Salernitana, perdite anche dopo la retrocessione
Continua Versace: “Poi arriva la retrocessione e la magia non si interrompe. Anche con la squadra in Serie B il bilancio continua a perdere oltre 30 milioni. Meno ricavi, meno appeal, meno diritti tv, meno sponsor. Ma i costi restano lì, come una cambiale che non guarda la classifica. E quando sei addirittura in Serie C perdere a questo ritmo significa bruciare valore ogni mese, non investire. Nel frattempo, sul campo arrivano le sberle e invece di stringere i denti si prova la via giudiziaria. Ricorsi, tribunali, appelli. Tutti respinti. Zero risultati sportivi, zero risultati legali, molto rumore e tanto orgoglio ferito.”

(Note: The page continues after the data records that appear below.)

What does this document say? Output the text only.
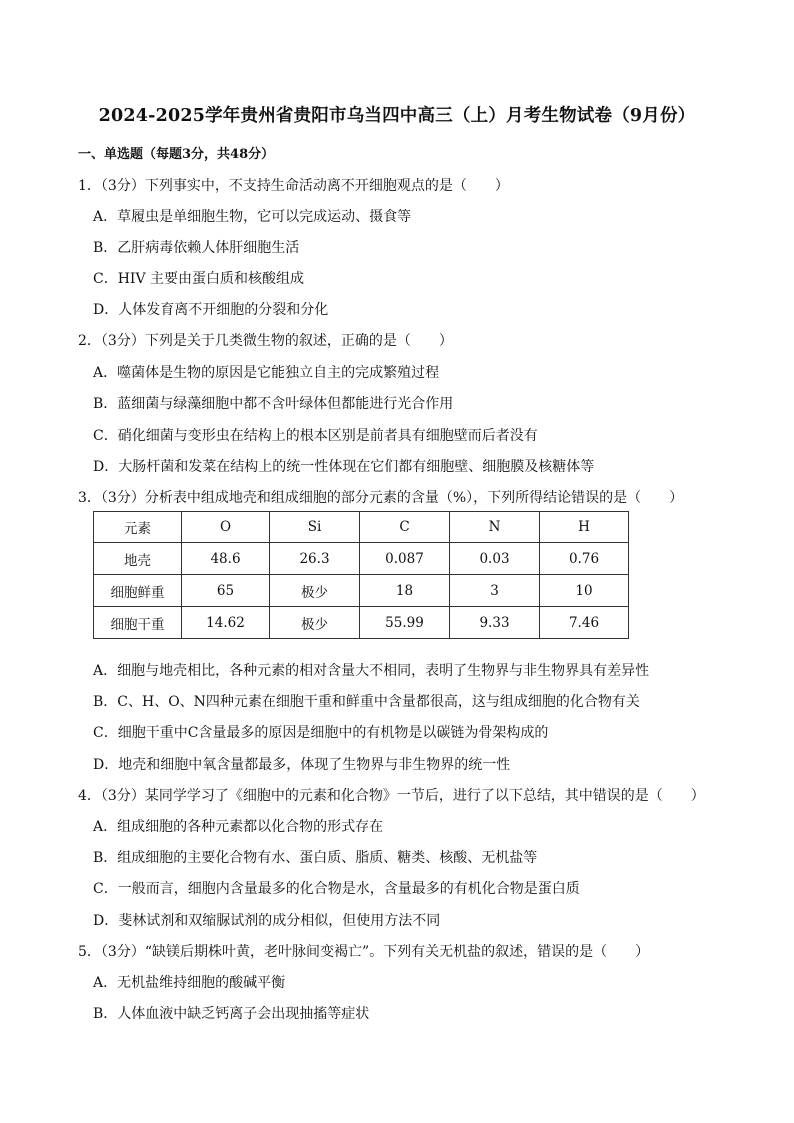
2024-2025学年贵州省贵阳市乌当四中高三（上）月考生物试卷（9月份）
一、单选题（每题3分，共48分）
1．（3分）下列事实中，不支持生命活动离不开细胞观点的是（　　）
A．草履虫是单细胞生物，它可以完成运动、摄食等
B．乙肝病毒依赖人体肝细胞生活
C．HIV 主要由蛋白质和核酸组成
D．人体发育离不开细胞的分裂和分化
2．（3分）下列是关于几类微生物的叙述，正确的是（　　）
A．噬菌体是生物的原因是它能独立自主的完成繁殖过程
B．蓝细菌与绿藻细胞中都不含叶绿体但都能进行光合作用
C．硝化细菌与变形虫在结构上的根本区别是前者具有细胞壁而后者没有
D．大肠杆菌和发菜在结构上的统一性体现在它们都有细胞壁、细胞膜及核糖体等
3．（3分）分析表中组成地壳和组成细胞的部分元素的含量（%），下列所得结论错误的是（　　）
元素	O	Si	C	N	H
地壳	48.6	26.3	0.087	0.03	0.76
细胞鲜重	65	极少	18	3	10
细胞干重	14.62	极少	55.99	9.33	7.46
A．细胞与地壳相比，各种元素的相对含量大不相同，表明了生物界与非生物界具有差异性
B．C、H、O、N四种元素在细胞干重和鲜重中含量都很高，这与组成细胞的化合物有关
C．细胞干重中C含量最多的原因是细胞中的有机物是以碳链为骨架构成的
D．地壳和细胞中氧含量都最多，体现了生物界与非生物界的统一性
4．（3分）某同学学习了《细胞中的元素和化合物》一节后，进行了以下总结，其中错误的是（　　）
A．组成细胞的各种元素都以化合物的形式存在
B．组成细胞的主要化合物有水、蛋白质、脂质、糖类、核酸、无机盐等
C．一般而言，细胞内含量最多的化合物是水，含量最多的有机化合物是蛋白质
D．斐林试剂和双缩脲试剂的成分相似，但使用方法不同
5．（3分）“缺镁后期株叶黄，老叶脉间变褐亡”。下列有关无机盐的叙述，错误的是（　　）
A．无机盐维持细胞的酸碱平衡
B．人体血液中缺乏钙离子会出现抽搐等症状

Una situazione generale nel calcio
Il post di Versace non vuole prendere di mira il mondo granata. La situazione catastrofica delle finanze del calcio italiano non conosce latitudini. Continua l’imprenditore: “Prima che qualche salernitano si senta preso di mira e reagisca di pancia, come già successo coi comaschi, chiariamo subito una cosa. Questo non è un post contro una tifoseria o una città. È un post contro un sistema. Salernitana, Como, Sampdoria o Verona, Lazio, Milan, Lecce sono solo esempi non virtuosi e virtuosi. Cambiano le maglie, non cambia la diagnosi. Perdite strutturali, costi fuori scala, dipendenza cronica da proprietà che tappano buchi anno dopo anno. Il Como perde più di 100 milioni in una stagione perché ha alle spalle una proprietà che può permetterselo e perché il calcio è uno strumento dentro un progetto più ampio. Altri club perdono meno, ma senza quella potenza di fuoco e senza un piano parallelo. Cambiano le cifre, non cambia la logica. Si spende più di quanto si incassa sperando che qualcuno paghi il conto. Un modello che funziona solo se accanto al campo hai una tipografia che stampa banconote.”
Il cuore del problema
E qui veniamo al cuore del problema. Questo calcio non è sostenibile perché ha smesso di curare il prodotto. Se per vendere Milan – Como di Serie A devi andare a giocare a Perth, vuol dire che da vicino non accendi più sufficiente pubblico o che comunque hai bisogno di uno più ampio. Negli ultimi quindici anni il prodotto è stato spolpato. I ricavi audiovisivi italiani viaggiano intorno ai 900 milioni mentre la Premier supera i 3 miliardi e persino Liga e Bundesliga ci hanno superato. Non è sfortuna. È declino industriale. A questo aggiungiamo stadi fatiscenti, spesso scollegati dal mondo reale. Pochi parcheggi, zero integrazione con i mezzi pubblici, esperienze da anni Novanta vendute come “tradizione”.”
Un mondo senza regole
Sempre Versace: “E poi l’assenza totale di regole semplici e serie. Nessun vero rapporto tra stipendi e ricavi, nessun tetto credibile, nessun freno automatico quando i conti deragliano. Il risultato è un mercato drogato, dove gli agenti incassano cifre sproporzionate e controllano il traffico come casellanti invisibili. Ma di questo parleremo un’altra volta. Oggi concentriamoci su una conclusione. Questo sistema calcio, così com’è, non sta in piedi. Vive di iniezioni di denaro, ricorsi, piani di rientro, deroghe e illusioni. E quando la realtà presenta il conto, si grida al complotto. I bilanci però non tifano per nessuno. Raccontano solo una verità semplice e brutale. Se non cambi il modello, prima o poi la casa brucia. E continuare a discutere del colore delle tende non la salverà.”